Apr 23, 2012 12:39
After dark when I got home and I could smell something big somewhere in the field. A large animal but not something dead. Maybe something roaming. It was gone this morning and everything smelled fresh and clean down the driveway. I stopped to pull up a tarp I had lazily left there over winter and uncovered a pair of snakes. As wide as a waterhose, coiled, both at least three feet long. Scared me senseless. Like a copperhead but brown. What were they? I couldn't think. A mated, mature pair. I should have killed them but I let them be.

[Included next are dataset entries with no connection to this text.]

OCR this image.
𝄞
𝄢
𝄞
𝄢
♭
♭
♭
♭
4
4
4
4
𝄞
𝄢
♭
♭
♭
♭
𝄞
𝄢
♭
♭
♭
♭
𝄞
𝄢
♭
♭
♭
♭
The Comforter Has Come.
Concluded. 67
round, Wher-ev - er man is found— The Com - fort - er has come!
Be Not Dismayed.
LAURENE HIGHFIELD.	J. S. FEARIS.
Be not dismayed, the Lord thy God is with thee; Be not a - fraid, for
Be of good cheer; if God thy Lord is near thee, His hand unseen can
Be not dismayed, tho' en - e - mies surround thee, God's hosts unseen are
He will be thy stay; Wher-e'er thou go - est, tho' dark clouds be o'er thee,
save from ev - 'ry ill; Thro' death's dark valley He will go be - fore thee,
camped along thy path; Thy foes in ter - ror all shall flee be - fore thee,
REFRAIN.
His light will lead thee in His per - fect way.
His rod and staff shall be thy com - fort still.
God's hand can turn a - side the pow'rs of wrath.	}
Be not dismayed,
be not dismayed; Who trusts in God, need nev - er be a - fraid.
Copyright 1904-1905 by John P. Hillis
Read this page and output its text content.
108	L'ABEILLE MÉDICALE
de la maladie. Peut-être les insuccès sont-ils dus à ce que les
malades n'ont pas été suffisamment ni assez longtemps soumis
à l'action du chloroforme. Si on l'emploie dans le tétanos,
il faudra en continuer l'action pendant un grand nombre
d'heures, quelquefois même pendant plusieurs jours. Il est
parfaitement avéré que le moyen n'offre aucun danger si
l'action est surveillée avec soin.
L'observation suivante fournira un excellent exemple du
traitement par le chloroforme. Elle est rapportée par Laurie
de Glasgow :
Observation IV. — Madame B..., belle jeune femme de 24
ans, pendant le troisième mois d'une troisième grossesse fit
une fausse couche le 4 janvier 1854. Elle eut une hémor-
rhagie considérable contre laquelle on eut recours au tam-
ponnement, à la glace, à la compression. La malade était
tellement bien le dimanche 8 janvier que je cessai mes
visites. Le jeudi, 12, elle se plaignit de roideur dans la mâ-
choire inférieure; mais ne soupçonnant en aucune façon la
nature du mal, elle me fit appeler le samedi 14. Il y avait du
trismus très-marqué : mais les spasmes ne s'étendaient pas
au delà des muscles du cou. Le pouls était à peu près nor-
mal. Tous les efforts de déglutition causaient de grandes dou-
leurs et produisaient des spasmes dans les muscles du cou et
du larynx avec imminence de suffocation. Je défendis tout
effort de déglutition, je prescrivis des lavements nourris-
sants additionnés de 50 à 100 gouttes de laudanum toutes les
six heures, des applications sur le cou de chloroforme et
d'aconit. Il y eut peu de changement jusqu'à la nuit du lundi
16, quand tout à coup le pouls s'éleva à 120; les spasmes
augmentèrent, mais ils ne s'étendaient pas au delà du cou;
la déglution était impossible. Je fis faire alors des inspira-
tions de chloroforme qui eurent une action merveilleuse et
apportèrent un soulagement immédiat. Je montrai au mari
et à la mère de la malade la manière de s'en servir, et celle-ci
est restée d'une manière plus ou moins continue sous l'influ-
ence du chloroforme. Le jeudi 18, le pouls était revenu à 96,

My mother was always so afraid of snakes. I remember our elderly neighbor coming over to kill rattlesnakes for us when I was a kid. I never wanted to hurt them but they scared me too. Dad always said the only good snake was a dead snake and it didn't matter what kind. Big, little, green or brown. Last weekend home I was weeding around the peonies barehanded and dug up a ground snake. Small, maybe four inches, dark black, with a bright orange underbelly. I thought at first it was a dark worm till I saw its head and then it's belly. Dropped it and crawled backwards fast into the yard. Dad knew right away and while I was dithering and wondering what kind it was, and what to do, he killed it. I had fears of a nest of them and could see them in my mind, crawling up between my fingers. I buried that bed with inches of mulch and left the peonies to fend for themselves for awhile. All spring maybe. Summer too.
I was chased by a racer as a kid. I can still see its head moving above the rows in the garden. Funny, how it chased me running the opposite direction. My mother was chased too. She never got over it. She was a little girl and their chickens nested on a hill behind her house. Her job was to gather the eggs. Nests and eggs equal a perfect places for snakes. She reached for an egg and uncovered a snake. She ran down the mountain and the snake chased. Head up and fast. She was small, about six, and she tried to jump over a barbed wire fence to get away from it but she didn't make it. She got caught on a barb. Tore into the inside of her thigh. No stitches or doctors then and that scar is ugly and wide, still.
My grandfather heard her screaming. He killed the snake. My father killed the snake. I should have killed them too.